Do the individual shareholders and employees of a corporation incur personal tort liability for the corporation's alleged illegal sale of alcohol when there is no evidence that they personally served the intoxicated individual and the facts are insufficient to justify piercing the corporate veil?


Opinions:

Majority - Sabers, Justice

No. The individual shareholders and employees do not incur personal liability. An employee is only personally liable for an illegal sale of alcohol if they personally served the intoxicated patron, and there is no evidence that any of the Neuroths did so. Furthermore, the corporate veil will not be pierced because there is no evidence of injustice or inequitable consequences; personally guaranteeing corporate loans strengthens, rather than weakens, the presumption of corporate separateness, and mere allegations of undercapitalization or failure to observe minor corporate formalities, without supporting facts, are insufficient to disregard the corporate entity.


Dissenting - Henderson, Justice

Yes. Summary judgment was improper because genuine issues of material fact exist for a jury to decide.

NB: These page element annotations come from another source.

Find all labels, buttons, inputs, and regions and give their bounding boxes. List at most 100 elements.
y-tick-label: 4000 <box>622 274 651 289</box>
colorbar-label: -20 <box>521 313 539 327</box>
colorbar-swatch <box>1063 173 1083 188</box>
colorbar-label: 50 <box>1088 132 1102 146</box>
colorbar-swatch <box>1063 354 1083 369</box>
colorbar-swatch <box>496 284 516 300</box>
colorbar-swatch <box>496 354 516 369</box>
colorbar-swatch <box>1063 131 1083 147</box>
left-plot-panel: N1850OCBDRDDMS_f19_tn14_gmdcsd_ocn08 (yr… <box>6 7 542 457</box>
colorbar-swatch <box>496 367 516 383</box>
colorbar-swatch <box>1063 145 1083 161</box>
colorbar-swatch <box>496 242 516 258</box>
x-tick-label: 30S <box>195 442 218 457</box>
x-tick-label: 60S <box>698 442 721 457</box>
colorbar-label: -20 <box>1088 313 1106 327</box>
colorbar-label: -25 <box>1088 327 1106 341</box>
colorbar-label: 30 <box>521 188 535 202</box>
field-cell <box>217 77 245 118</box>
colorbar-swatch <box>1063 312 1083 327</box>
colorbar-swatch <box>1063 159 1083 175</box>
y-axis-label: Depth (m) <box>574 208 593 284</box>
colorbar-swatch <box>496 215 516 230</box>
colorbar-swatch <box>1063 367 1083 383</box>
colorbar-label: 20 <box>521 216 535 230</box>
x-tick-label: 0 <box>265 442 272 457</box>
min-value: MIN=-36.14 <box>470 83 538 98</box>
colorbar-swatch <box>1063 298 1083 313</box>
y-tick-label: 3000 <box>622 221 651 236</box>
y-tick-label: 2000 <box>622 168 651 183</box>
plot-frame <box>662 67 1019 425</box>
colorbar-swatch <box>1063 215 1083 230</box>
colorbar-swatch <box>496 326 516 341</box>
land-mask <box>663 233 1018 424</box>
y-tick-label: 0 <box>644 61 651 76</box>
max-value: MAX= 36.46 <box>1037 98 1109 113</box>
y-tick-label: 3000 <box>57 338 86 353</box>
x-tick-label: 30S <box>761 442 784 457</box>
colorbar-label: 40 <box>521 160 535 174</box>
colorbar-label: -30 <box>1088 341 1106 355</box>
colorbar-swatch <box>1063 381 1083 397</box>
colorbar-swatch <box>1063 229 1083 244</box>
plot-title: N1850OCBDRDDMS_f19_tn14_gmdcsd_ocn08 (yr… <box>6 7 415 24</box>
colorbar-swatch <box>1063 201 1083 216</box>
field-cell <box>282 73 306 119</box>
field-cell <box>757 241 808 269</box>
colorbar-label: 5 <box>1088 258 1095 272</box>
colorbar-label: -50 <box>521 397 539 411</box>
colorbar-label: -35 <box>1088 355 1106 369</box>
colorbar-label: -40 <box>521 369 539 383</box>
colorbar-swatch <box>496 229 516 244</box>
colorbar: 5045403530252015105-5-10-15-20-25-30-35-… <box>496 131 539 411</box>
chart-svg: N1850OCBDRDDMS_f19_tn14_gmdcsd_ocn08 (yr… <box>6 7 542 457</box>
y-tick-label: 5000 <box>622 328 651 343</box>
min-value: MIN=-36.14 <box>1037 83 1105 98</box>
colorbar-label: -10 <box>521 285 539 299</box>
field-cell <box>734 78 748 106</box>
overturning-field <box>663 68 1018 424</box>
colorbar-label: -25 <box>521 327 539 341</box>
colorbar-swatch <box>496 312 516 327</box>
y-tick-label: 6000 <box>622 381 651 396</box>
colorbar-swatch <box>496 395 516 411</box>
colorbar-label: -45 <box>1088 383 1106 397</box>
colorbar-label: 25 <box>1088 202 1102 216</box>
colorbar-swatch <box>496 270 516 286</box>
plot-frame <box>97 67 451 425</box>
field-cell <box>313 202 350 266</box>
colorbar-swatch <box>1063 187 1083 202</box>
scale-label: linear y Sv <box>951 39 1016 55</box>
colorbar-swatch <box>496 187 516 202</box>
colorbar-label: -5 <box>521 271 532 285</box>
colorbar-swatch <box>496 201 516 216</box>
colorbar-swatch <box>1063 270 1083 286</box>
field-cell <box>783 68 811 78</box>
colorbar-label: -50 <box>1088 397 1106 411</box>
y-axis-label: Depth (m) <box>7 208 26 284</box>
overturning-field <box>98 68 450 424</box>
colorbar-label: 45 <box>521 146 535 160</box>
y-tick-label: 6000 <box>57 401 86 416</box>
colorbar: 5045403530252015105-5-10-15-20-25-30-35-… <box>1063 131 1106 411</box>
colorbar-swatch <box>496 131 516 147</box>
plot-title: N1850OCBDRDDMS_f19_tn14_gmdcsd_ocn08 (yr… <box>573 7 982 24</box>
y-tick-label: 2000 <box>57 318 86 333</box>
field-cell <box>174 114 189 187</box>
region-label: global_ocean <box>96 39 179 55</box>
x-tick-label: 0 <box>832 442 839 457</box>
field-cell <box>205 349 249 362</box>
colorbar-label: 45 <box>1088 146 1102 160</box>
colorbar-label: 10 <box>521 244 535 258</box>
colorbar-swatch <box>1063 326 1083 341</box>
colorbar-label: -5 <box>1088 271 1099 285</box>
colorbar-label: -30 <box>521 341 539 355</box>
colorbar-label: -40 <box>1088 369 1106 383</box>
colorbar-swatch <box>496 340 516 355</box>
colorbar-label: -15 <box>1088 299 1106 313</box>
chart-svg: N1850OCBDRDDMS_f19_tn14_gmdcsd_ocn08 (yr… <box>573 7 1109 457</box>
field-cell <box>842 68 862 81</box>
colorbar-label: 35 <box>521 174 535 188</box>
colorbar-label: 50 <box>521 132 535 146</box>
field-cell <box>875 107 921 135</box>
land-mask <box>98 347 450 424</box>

The dissenter argues that the corporation is merely the instrumentality of the shareholders, created as a 'shield against individual liability.' Evidence of undercapitalization, the family's complete control, and the owner's admission of incorporating to avoid liability create a question of fact as to whether the corporate veil should be pierced to prevent injustice.



Analysis:

This decision reinforces the significant legal protection afforded by the corporate form, setting a high bar for plaintiffs seeking to 'pierce the corporate veil' in tort cases. It clarifies that shareholder actions like personally guaranteeing corporate loans do not, by themselves, justify disregarding the corporate entity; in fact, they may be seen as affirming it. The ruling emphasizes that plaintiffs must provide specific, concrete evidence supporting the factors for piercing the veil (e.g., undercapitalization, fraud) and cannot survive summary judgment on mere allegations.